Clooney, who also serves as director and co-writer, doesn’t provide that spark (it’s another reminder that Steven Soderbergh delivered more than pretty pictures for the Ocean’s Eleven reboot). Movie stars – no matter how charming – still need dialogue matching their talent, scenes structured toward their strengths and a narrative that gives them something to do.
The Monuments Men seems to believe it only needs stars.
The Monuments Men, which dramatizes the true story of an American platoon charged with preserving precious European art pieces in the final days of World War II, seems to believe it only needs stars. The movie’s opening section, in which Clooney’s Frank Stokes gathers his crew, barely bothers to give us a sense of these men. Their characters might as well have been named Matt Damon, Bill Murray, etc. In fact, it wasn’t until after the film that I realized I had almost no idea who Clooney’s Stokes even was. A current military officer? A retired veteran? An art professor? As far as The Monuments Men was concerned, it didn’t matter. He was played by George Clooney – that’s all we really need to know.

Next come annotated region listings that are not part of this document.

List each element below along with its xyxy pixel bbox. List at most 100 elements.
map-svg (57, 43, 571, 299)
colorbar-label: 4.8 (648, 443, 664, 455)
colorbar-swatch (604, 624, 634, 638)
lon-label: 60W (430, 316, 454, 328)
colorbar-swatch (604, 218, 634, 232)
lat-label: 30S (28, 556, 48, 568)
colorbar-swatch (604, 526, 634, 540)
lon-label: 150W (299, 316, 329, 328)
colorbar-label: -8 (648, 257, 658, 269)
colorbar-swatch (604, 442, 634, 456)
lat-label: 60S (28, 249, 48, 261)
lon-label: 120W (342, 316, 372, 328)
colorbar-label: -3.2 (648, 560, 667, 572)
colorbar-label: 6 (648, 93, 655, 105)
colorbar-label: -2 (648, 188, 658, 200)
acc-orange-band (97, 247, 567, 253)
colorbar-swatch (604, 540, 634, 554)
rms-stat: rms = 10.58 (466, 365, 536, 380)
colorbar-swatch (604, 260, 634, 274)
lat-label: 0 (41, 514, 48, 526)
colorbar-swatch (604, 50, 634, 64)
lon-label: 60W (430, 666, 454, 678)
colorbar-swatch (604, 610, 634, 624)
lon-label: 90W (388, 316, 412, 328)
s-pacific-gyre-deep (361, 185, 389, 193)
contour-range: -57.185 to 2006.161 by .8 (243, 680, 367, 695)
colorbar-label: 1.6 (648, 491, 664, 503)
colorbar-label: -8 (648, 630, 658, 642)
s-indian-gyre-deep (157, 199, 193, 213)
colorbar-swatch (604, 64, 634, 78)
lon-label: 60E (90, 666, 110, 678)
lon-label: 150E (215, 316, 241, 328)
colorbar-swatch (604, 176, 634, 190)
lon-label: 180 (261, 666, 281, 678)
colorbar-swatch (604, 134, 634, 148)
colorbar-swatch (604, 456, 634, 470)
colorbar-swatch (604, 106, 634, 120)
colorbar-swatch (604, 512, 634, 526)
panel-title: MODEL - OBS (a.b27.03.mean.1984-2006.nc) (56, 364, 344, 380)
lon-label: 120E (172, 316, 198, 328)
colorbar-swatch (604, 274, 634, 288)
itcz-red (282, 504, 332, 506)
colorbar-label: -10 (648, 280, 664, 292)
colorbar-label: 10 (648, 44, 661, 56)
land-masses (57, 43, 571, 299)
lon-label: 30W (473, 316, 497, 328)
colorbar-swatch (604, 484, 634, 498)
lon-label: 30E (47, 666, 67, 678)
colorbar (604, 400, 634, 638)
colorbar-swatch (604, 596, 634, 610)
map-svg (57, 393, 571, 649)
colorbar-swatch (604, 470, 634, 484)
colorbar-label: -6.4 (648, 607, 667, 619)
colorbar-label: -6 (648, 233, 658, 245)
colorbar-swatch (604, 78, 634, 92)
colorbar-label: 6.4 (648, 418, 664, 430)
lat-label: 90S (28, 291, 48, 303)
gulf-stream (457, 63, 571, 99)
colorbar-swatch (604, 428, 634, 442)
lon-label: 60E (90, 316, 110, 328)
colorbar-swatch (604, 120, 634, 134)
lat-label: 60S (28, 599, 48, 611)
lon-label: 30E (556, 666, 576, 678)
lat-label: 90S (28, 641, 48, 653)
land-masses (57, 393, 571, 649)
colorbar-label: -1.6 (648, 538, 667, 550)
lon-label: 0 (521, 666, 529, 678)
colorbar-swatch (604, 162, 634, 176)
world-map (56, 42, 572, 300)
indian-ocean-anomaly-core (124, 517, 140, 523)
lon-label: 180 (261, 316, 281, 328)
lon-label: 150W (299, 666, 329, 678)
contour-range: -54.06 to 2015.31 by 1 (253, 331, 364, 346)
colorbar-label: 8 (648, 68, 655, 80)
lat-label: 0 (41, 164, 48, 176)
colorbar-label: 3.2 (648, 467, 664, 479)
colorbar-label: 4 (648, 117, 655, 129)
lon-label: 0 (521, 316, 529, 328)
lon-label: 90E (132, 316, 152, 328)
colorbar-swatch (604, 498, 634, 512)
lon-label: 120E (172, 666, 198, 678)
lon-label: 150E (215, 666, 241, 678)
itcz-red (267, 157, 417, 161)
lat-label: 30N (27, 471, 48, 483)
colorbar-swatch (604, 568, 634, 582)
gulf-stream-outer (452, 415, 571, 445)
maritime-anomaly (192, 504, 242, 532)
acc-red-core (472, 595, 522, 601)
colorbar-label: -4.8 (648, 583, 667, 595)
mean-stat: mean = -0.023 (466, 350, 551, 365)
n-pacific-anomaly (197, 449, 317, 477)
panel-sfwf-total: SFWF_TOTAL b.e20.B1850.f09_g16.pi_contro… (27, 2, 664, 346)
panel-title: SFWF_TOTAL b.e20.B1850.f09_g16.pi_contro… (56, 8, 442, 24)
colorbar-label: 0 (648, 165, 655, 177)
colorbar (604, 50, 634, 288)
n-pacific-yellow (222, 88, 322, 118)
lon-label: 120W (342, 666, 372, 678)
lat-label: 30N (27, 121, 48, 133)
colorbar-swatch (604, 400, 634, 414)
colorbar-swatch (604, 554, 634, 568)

Once the crew embarks on its mission, the movie adopts the fractured, parallel structure of episodic television. Damon’s character is sent to Paris, where he seeks an art curator played by Blanchett (they’re a poor match). Murray is left to drolly bicker with another team member, played by Bob Balaban, while Goodman and Dujardin take off in another direction. (The latter pairing had me imagining an animated endeavor involving Baloo and Pepe Le Pew.)
Disparate in tone and fairly flat, these scenes are left hanging on their own – and often out to dry. The same could be said for the movie’s stars. The Monuments Men disproves an old entertainment adage: no matter how charismatic the performer, you really don’t want to watch them read the phone book.